Uses the .isin() to check if the values exist in the column.
var = df[df[‘col’].isin([‘data1’, ‘data2’])]
What is the union of two events?
This calculates the probability that either event P(A) or P(B) happens (or both).
It’s P(A or B)
You add the probabilities of P(A) and P(B) because you’re counting all outcomes that include P(A) or P(B).
You subtract the overlap ((A∩B))
What is the formula for union of two events?
P (A or B) = P(A) + P(B) - P(A∩B)
What is the intersection of two events
It’s P(A and B), calculating that the events A and B happen at the same time
You only consider the overlap between P(A) and P(B)—where both events occur.
What is the formula for the intersection of two events?
P(A and B) = P(A∩B)
What is the conditional probability
This calculates the probability that A happens given B already happened. You’re “zooming in” on the subset of outcomes where P(B) happens and asking, “What proportion of those also include P(A)?”

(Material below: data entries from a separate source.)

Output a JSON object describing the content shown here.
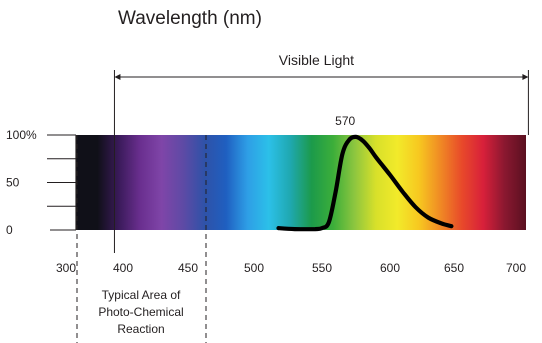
{
  "chart_data": {
    "type": "line",
    "title": "Wavelength (nm)",
    "xlabel": "Wavelength (nm)",
    "ylabel": "",
    "xlim": [
      300,
      700
    ],
    "ylim": [
      0,
      100
    ],
    "x_ticks": [
      300,
      400,
      450,
      500,
      550,
      600,
      650,
      700
    ],
    "y_ticks": [
      {
        "value": 100,
        "label": "100%"
      },
      {
        "value": 50,
        "label": "50"
      },
      {
        "value": 0,
        "label": "0"
      }
    ],
    "visible_light": {
      "label": "Visible Light",
      "range": [
        385,
        710
      ]
    },
    "photochemical_region": {
      "label": "Typical Area of Photo-Chemical Reaction",
      "range": [
        300,
        440
      ]
    },
    "peak": {
      "x": 570,
      "label": "570"
    },
    "series": [
      {
        "x": [
          518,
          530,
          545,
          550,
          555,
          560,
          565,
          570,
          575,
          580,
          585,
          590,
          600,
          610,
          620,
          630,
          640,
          648
        ],
        "y": [
          2,
          1,
          1,
          2,
          8,
          40,
          80,
          95,
          98,
          94,
          86,
          76,
          58,
          40,
          24,
          13,
          7,
          4
        ]
      }
    ],
    "spectrum_colors": [
      "#101018",
      "#101018",
      "#3a1a5a",
      "#6a2f8f",
      "#7f45a8",
      "#5e4aa5",
      "#2f52a8",
      "#1f5fc0",
      "#2e9ee6",
      "#2cc0e8",
      "#1fa8b0",
      "#1c9a4a",
      "#3cae3a",
      "#8dc63f",
      "#d8e02a",
      "#f2ea2a",
      "#f7c820",
      "#f08a24",
      "#e84a2a",
      "#d8203a",
      "#8a1830",
      "#5a1020"
    ]
  }
}
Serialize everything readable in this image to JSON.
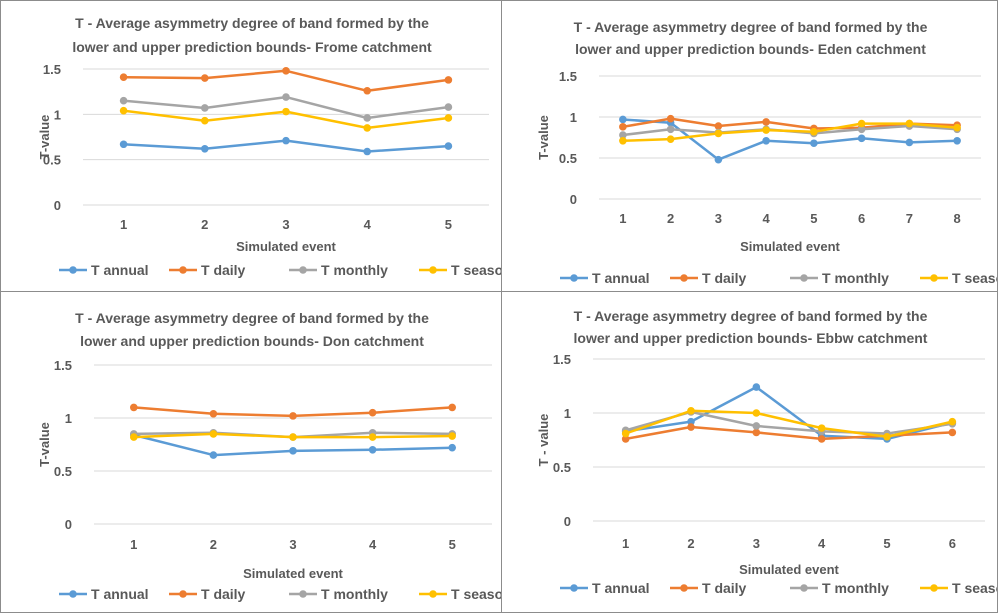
{
  "chart_data": [
    {
      "type": "line",
      "title_lines": [
        "T - Average asymmetry degree of band  formed by the",
        "lower and upper prediction bounds- Frome  catchment"
      ],
      "xlabel": "Simulated event",
      "ylabel": "T-value",
      "categories": [
        "1",
        "2",
        "3",
        "4",
        "5"
      ],
      "ylim": [
        0,
        1.5
      ],
      "yticks": [
        "0",
        "0.5",
        "1",
        "1.5"
      ],
      "grid": true,
      "legend": "bottom",
      "series": [
        {
          "name": "T annual",
          "color": "#5b9bd5",
          "values": [
            0.67,
            0.62,
            0.71,
            0.59,
            0.65
          ]
        },
        {
          "name": "T daily",
          "color": "#ed7d31",
          "values": [
            1.41,
            1.4,
            1.48,
            1.26,
            1.38
          ]
        },
        {
          "name": "T monthly",
          "color": "#a5a5a5",
          "values": [
            1.15,
            1.07,
            1.19,
            0.96,
            1.08
          ]
        },
        {
          "name": "T seasonal",
          "color": "#ffc000",
          "values": [
            1.04,
            0.93,
            1.03,
            0.85,
            0.96
          ]
        }
      ]
    },
    {
      "type": "line",
      "title_lines": [
        "T - Average asymmetry degree of band formed by the",
        "lower and upper prediction bounds- Eden catchment"
      ],
      "xlabel": "Simulated event",
      "ylabel": "T-value",
      "categories": [
        "1",
        "2",
        "3",
        "4",
        "5",
        "6",
        "7",
        "8"
      ],
      "ylim": [
        0,
        1.5
      ],
      "yticks": [
        "0",
        "0.5",
        "1",
        "1.5"
      ],
      "grid": true,
      "legend": "bottom",
      "series": [
        {
          "name": "T annual",
          "color": "#5b9bd5",
          "values": [
            0.97,
            0.93,
            0.48,
            0.71,
            0.68,
            0.74,
            0.69,
            0.71
          ]
        },
        {
          "name": "T daily",
          "color": "#ed7d31",
          "values": [
            0.88,
            0.98,
            0.89,
            0.94,
            0.86,
            0.87,
            0.92,
            0.9
          ]
        },
        {
          "name": "T monthly",
          "color": "#a5a5a5",
          "values": [
            0.78,
            0.85,
            0.81,
            0.85,
            0.8,
            0.85,
            0.89,
            0.85
          ]
        },
        {
          "name": "T seasonal",
          "color": "#ffc000",
          "values": [
            0.71,
            0.73,
            0.8,
            0.84,
            0.82,
            0.92,
            0.92,
            0.87
          ]
        }
      ]
    },
    {
      "type": "line",
      "title_lines": [
        "T - Average asymmetry degree of band formed by the",
        "lower and upper prediction bounds- Don catchment"
      ],
      "xlabel": "Simulated event",
      "ylabel": "T-value",
      "categories": [
        "1",
        "2",
        "3",
        "4",
        "5"
      ],
      "ylim": [
        0,
        1.5
      ],
      "yticks": [
        "0",
        "0.5",
        "1",
        "1.5"
      ],
      "grid": true,
      "legend": "bottom",
      "series": [
        {
          "name": "T annual",
          "color": "#5b9bd5",
          "values": [
            0.84,
            0.65,
            0.69,
            0.7,
            0.72
          ]
        },
        {
          "name": "T daily",
          "color": "#ed7d31",
          "values": [
            1.1,
            1.04,
            1.02,
            1.05,
            1.1
          ]
        },
        {
          "name": "T monthly",
          "color": "#a5a5a5",
          "values": [
            0.85,
            0.86,
            0.82,
            0.86,
            0.85
          ]
        },
        {
          "name": "T seasonal",
          "color": "#ffc000",
          "values": [
            0.82,
            0.85,
            0.82,
            0.82,
            0.83
          ]
        }
      ]
    },
    {
      "type": "line",
      "title_lines": [
        "T - Average asymmetry degree of band formed by the",
        "lower and upper prediction bounds- Ebbw catchment"
      ],
      "xlabel": "Simulated event",
      "ylabel": "T - value",
      "categories": [
        "1",
        "2",
        "3",
        "4",
        "5",
        "6"
      ],
      "ylim": [
        0,
        1.5
      ],
      "yticks": [
        "0",
        "0.5",
        "1",
        "1.5"
      ],
      "grid": true,
      "legend": "bottom",
      "series": [
        {
          "name": "T annual",
          "color": "#5b9bd5",
          "values": [
            0.83,
            0.92,
            1.24,
            0.79,
            0.76,
            0.91
          ]
        },
        {
          "name": "T daily",
          "color": "#ed7d31",
          "values": [
            0.76,
            0.87,
            0.82,
            0.76,
            0.79,
            0.82
          ]
        },
        {
          "name": "T monthly",
          "color": "#a5a5a5",
          "values": [
            0.84,
            1.01,
            0.88,
            0.83,
            0.81,
            0.9
          ]
        },
        {
          "name": "T seasonal",
          "color": "#ffc000",
          "values": [
            0.81,
            1.02,
            1.0,
            0.86,
            0.78,
            0.92
          ]
        }
      ]
    }
  ]
}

What is the formula of conditional probablity
P(A | B) = (A∩B)/P(B)
Visualize how to find the count for unique values in a column?
filter for the unique values in the column
query_df = df.query(‘column == “data” or column == “data2”’)
#count the unique values
unique_column_value_count = query_df[‘column’].nunique()
Visualize how to convert the column names to lowercase
df[‘column’].str.lower()
Explain what each part of this code means
df.groupby(‘veh_class’).agg(mean_cmb_mpg=(‘cmb_mpg’,’mean’)).reset_index()
df.groupby(‘veh_class’) grows the rows by the veh_class column
mean_cmb_mpg is the name of the new column that will hold the mean values.
(‘cmb_mpg’, ‘mean’) specifies that you want to calculate the mean of the cmb_mpg column.
.reset_index() resets the index for the new dataframe created
T or F: you can use .agg() with NaNs
False. You have to use.dropna() or .fillna() first before calculating the mean.